Gatwick chief executive claimed today that the Sussex airport deserves to be “the UK’s next runway” as it benefits from a host of new routes to both Europe and emerging markets, which boosted the airport to post a 19 per cent increase in half-year profit.
The Sussex airport saw 20.8 million passengers pass through its arrival and departure halls in the six months to October, 4.4 per cent more than the same time a year ago, as expanding airline Norwegian launched 12 new routes and Vietnam Airlines ramped up the frequency of its flights.
That helped turnover to jump 10.7 per cent to £360.6 million, and pre-tax profit soar 18.75 per cent to £127.3 million. This growth made Gatwick’s chief executive Stewart Wingate adamant that “a new runway here would deliver the routes that passengers actually want at a better price”.
But rival voices in the South-East’s aviation expansion debate disagree and some claim that only Heathrow — which is a hub airport with “feeder” short haul flights helping to fill up long-haul planes — would benefit from another runway.
Gatwick has grown since December 2009, when the Competition Commission ordered it to be sold by its then owner, the former BAA. The Sussex airport is now owned by private equity fund consortium Global Infrastructure Partners, which also owns London City airport. Wingate said the consortium’s ownership had helped “turn around decades of under-investment”.

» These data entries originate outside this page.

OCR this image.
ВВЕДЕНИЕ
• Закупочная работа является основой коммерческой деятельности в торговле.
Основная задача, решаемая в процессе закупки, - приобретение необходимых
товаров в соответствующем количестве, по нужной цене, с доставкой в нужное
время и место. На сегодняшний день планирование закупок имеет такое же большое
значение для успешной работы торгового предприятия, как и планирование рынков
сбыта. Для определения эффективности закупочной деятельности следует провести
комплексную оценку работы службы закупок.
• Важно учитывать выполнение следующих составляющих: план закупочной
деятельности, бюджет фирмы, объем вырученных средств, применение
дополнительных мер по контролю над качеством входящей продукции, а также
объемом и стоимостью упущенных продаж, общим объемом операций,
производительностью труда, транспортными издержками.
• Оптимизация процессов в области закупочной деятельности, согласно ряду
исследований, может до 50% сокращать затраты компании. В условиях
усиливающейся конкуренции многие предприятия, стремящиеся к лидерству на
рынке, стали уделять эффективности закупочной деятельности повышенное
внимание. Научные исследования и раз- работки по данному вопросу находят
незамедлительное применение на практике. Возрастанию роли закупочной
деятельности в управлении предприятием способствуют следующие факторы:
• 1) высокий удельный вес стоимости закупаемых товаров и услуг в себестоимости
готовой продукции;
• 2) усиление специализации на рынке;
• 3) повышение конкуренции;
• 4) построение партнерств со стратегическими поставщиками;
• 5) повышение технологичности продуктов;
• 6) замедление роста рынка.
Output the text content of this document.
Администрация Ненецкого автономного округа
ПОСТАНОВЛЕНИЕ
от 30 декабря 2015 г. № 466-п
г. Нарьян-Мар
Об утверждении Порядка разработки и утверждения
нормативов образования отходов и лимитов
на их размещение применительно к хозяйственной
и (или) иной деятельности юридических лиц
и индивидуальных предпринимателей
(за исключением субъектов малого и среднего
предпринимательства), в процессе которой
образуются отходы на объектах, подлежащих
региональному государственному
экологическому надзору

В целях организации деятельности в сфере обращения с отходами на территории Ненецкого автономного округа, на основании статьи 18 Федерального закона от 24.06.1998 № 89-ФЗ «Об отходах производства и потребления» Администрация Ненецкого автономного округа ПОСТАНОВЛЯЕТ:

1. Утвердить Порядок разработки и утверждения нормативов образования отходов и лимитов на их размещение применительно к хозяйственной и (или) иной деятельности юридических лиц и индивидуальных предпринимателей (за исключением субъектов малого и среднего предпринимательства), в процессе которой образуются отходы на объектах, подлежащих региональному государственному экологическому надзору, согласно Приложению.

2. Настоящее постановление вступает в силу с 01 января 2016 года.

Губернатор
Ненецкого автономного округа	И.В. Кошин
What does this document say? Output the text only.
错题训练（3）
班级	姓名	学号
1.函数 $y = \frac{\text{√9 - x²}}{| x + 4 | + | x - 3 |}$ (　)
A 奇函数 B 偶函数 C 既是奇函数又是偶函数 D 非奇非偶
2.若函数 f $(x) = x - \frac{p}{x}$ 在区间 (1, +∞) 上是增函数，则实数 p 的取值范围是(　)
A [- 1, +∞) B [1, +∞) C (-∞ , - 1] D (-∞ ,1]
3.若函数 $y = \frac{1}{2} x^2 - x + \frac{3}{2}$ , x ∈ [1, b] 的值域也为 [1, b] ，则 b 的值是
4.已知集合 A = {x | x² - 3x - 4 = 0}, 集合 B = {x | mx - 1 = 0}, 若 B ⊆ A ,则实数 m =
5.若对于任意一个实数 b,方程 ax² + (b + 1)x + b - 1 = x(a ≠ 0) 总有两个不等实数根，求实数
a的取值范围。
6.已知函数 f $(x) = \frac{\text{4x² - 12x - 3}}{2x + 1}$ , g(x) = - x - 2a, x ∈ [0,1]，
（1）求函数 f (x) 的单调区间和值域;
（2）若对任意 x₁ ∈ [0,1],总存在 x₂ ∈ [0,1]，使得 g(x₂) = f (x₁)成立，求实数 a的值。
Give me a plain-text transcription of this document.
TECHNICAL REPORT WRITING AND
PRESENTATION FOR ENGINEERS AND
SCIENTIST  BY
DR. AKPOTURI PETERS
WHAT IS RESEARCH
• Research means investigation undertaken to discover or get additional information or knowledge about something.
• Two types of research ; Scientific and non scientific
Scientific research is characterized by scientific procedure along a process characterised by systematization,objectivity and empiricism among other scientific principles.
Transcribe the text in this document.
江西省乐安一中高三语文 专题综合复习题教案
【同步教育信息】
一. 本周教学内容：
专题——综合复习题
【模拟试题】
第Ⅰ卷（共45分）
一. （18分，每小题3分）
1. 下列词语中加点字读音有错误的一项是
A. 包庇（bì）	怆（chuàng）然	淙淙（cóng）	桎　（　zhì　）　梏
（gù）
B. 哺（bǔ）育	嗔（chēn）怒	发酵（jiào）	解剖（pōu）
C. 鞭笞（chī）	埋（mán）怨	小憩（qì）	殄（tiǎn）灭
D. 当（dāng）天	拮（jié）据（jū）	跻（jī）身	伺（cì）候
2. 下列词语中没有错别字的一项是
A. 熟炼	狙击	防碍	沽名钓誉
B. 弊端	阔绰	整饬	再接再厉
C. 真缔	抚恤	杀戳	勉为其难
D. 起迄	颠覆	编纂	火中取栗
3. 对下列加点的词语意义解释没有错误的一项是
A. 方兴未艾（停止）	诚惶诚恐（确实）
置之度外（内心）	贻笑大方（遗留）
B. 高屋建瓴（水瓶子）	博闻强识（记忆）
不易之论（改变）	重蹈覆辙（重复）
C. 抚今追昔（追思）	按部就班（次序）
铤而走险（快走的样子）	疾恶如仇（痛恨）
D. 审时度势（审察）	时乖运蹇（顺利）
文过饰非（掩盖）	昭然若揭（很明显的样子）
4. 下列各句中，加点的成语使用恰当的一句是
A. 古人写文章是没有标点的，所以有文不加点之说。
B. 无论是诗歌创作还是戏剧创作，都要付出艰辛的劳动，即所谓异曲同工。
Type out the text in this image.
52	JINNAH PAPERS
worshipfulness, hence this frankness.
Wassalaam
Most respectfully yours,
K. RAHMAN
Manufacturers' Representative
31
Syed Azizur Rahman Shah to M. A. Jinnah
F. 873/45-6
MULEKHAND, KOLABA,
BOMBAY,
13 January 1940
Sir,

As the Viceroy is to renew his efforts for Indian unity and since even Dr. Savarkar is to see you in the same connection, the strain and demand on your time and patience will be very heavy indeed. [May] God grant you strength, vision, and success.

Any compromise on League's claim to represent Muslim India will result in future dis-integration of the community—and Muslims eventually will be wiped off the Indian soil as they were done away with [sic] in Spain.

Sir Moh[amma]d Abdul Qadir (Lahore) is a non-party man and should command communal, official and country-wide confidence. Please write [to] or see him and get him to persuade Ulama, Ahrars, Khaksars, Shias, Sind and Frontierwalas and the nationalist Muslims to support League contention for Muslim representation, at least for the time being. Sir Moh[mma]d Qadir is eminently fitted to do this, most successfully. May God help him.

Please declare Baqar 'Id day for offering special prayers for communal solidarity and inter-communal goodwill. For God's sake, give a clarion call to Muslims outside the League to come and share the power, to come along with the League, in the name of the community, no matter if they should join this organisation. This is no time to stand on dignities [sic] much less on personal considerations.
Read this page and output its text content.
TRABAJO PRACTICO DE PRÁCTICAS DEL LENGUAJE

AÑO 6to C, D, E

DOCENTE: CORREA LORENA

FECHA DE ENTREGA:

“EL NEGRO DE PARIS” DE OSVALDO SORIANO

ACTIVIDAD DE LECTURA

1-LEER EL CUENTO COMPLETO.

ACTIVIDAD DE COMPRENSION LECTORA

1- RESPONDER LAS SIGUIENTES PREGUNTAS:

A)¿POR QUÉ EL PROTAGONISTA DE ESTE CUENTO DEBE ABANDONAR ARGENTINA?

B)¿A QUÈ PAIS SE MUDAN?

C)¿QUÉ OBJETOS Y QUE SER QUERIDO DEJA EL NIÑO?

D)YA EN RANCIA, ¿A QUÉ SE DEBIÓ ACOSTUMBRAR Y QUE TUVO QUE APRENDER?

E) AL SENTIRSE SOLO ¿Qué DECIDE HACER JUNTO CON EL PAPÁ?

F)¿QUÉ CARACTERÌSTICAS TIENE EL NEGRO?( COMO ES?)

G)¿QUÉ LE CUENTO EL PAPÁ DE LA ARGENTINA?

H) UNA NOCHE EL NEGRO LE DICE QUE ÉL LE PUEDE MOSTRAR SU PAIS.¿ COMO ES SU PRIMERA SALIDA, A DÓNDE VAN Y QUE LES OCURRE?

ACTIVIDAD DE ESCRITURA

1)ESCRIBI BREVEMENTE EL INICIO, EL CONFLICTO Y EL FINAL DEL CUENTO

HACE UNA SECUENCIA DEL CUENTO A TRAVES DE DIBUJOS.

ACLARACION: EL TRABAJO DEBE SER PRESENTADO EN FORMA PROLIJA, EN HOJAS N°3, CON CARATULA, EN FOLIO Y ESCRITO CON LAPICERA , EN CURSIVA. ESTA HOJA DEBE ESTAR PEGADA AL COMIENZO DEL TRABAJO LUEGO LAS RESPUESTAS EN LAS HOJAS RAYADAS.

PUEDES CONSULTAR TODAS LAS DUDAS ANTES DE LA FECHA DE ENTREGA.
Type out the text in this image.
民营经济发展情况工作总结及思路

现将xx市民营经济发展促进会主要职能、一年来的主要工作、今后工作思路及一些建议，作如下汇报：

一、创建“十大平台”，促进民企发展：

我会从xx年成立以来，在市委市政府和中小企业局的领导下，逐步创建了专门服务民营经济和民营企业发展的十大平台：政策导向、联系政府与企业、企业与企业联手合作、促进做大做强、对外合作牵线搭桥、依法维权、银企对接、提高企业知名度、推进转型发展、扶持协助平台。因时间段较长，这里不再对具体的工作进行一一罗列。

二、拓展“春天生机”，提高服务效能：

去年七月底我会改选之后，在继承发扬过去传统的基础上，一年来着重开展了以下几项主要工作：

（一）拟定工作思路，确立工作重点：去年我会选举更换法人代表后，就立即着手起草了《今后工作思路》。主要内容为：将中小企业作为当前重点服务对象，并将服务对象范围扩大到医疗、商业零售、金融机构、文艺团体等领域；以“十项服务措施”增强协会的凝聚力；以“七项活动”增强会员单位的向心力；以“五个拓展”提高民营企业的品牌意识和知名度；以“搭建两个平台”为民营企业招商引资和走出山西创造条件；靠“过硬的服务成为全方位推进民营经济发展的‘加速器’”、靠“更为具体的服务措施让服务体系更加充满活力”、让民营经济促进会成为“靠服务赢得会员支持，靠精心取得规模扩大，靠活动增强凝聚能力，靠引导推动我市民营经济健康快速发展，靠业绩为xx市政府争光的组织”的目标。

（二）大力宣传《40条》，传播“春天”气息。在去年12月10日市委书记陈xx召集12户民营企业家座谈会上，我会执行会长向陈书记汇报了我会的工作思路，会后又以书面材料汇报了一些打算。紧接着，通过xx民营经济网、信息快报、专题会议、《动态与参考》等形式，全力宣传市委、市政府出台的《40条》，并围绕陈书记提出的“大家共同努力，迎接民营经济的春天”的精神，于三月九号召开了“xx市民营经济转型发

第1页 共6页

He said the airport’s £1 billion investment programme had continued, including spending £45 million on new shops in the South Terminal. But capital expenditure actually fell 12 per cent to £104.8 million in the six months. Carriers easyJet and Turkish Airlines have put on more business routes from Gatwick, which claims it now serves 45 of the top 50 EU business destinations.
“We now serve routes as diverse — and strategically important for the UK — as Moscow, Beijing, Istanbul and cities in Vietnam,” Wingate added.